AUD: March dwelling approvals stronger than expected - Westpac

Matthew Hassan, Senior Economist at Westpac, notes that the Australian March dwelling approvals report came in stronger than expected with a solid 3.7% rise in the month vs expectations of a 2% decline.

Key Quotes

“The detail showed a surprisingly strong bounce in ‘high rise’ approvals led the monthly gain.

Private sector house approval rose 2.6% after a 0.5% rise in Feb. Approvals in this segment continue to drift around, about flat on a year ago without showing a clear trend one way or another. That said, the state breakdown shows detached house approvals clearly trending lower in WA (–25%yr) with some signs of softening in NSW and Qld but a continued rise in Vic.

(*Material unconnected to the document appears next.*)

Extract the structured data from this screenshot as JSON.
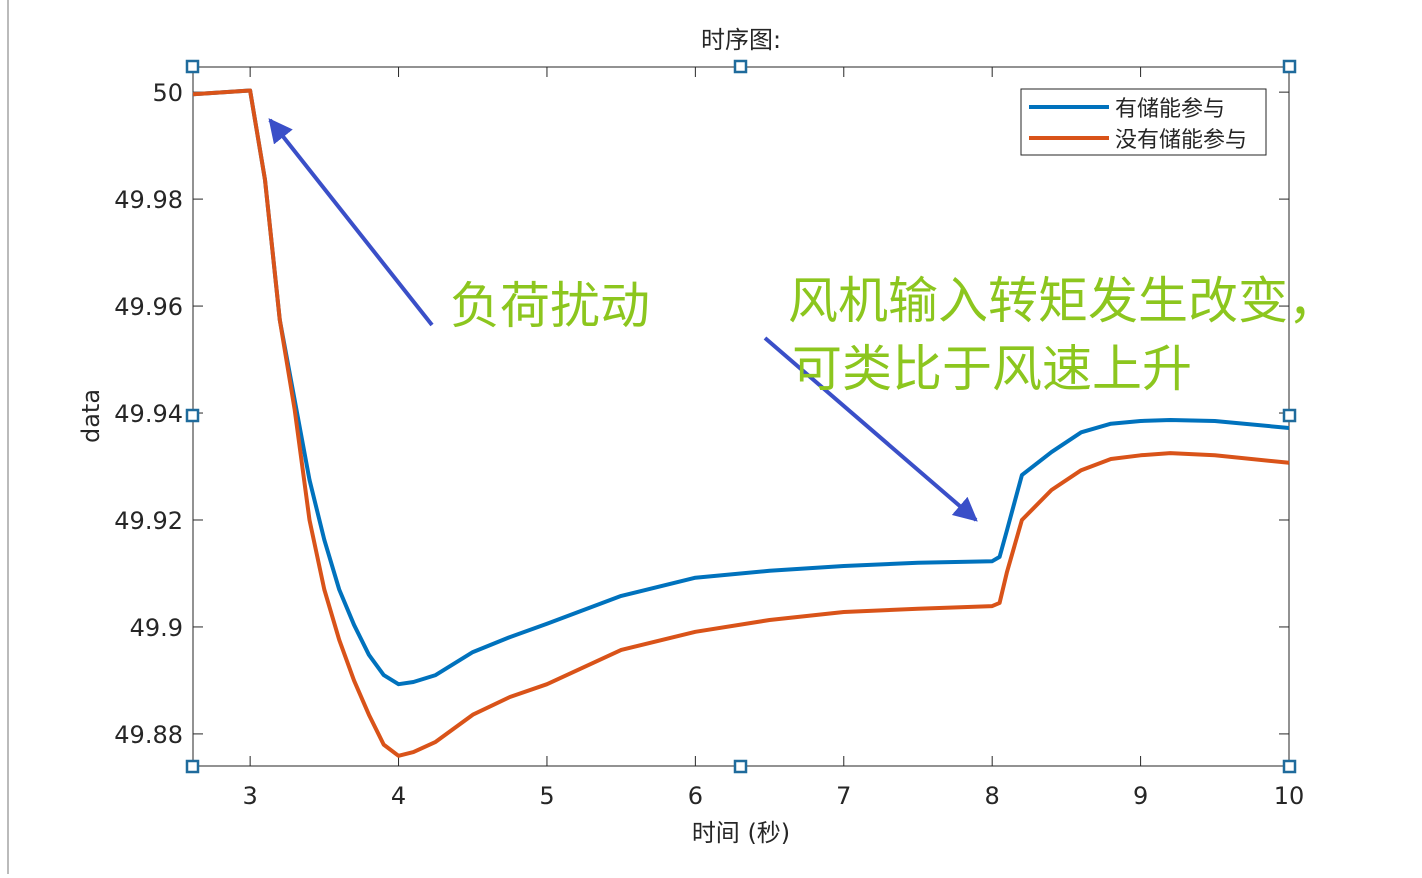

Total private unit approvals bounced 6.7% in March a 5.1% gain in Feb that reversed a 5.1% dip in Jan, the latter revised up from an 8.4% fall previously. Within the segment, we estimate ‘high rise’ approvals posted a strong 25-30% bounce but were still down about 20%yr. The monthly bounce was heavily concentrated in NSW and Qld but even in these states 'high rise' approvals are down on a year ago. The bounce in 'high rise' was partially offset by a 20% decline in ‘low-mid rise’ approvals, unwinding most of a sharp jump last month.

Overall, total approvals ex 'high rise' – arguably a more useful proxy for underlying trend activity – were down about 4%mth but appear to be still tracking a slight rising trend nationally. State measures point to a well entrenched downturn in WA, the start of a slowdown in NSW but continued positive momentum in Vic and Qld.

The value of renovation approvals and non-residential approvals were both down in March.

Looking at Q1 as a whole, dwelling approvals remained at a relatively high level (a 225k annualised pace) and suggest new building activity has further gains near term before an eventual slowing. Renovation approvals also point to a modest gain in Q1. However, non res approvals are suggesting there is some risk of a sharp pull back non residential building in coming quarters, from what is still quite an elevated level (note that there are important differences in coverage between approvals and investment as well as uncertainties around the timing and duration of projects).

Overall, the March update is better than expected – however we would read it as indicating a somewhat milder underlying slowdown rather than the start of a stabilisation in activity. Latest auction market and price data has also been a touch firmer. Both have shown more pronounced slowdowns than dwelling approvals though. More generally, construction can be slower to respond to shifts in broader housing market conditions.”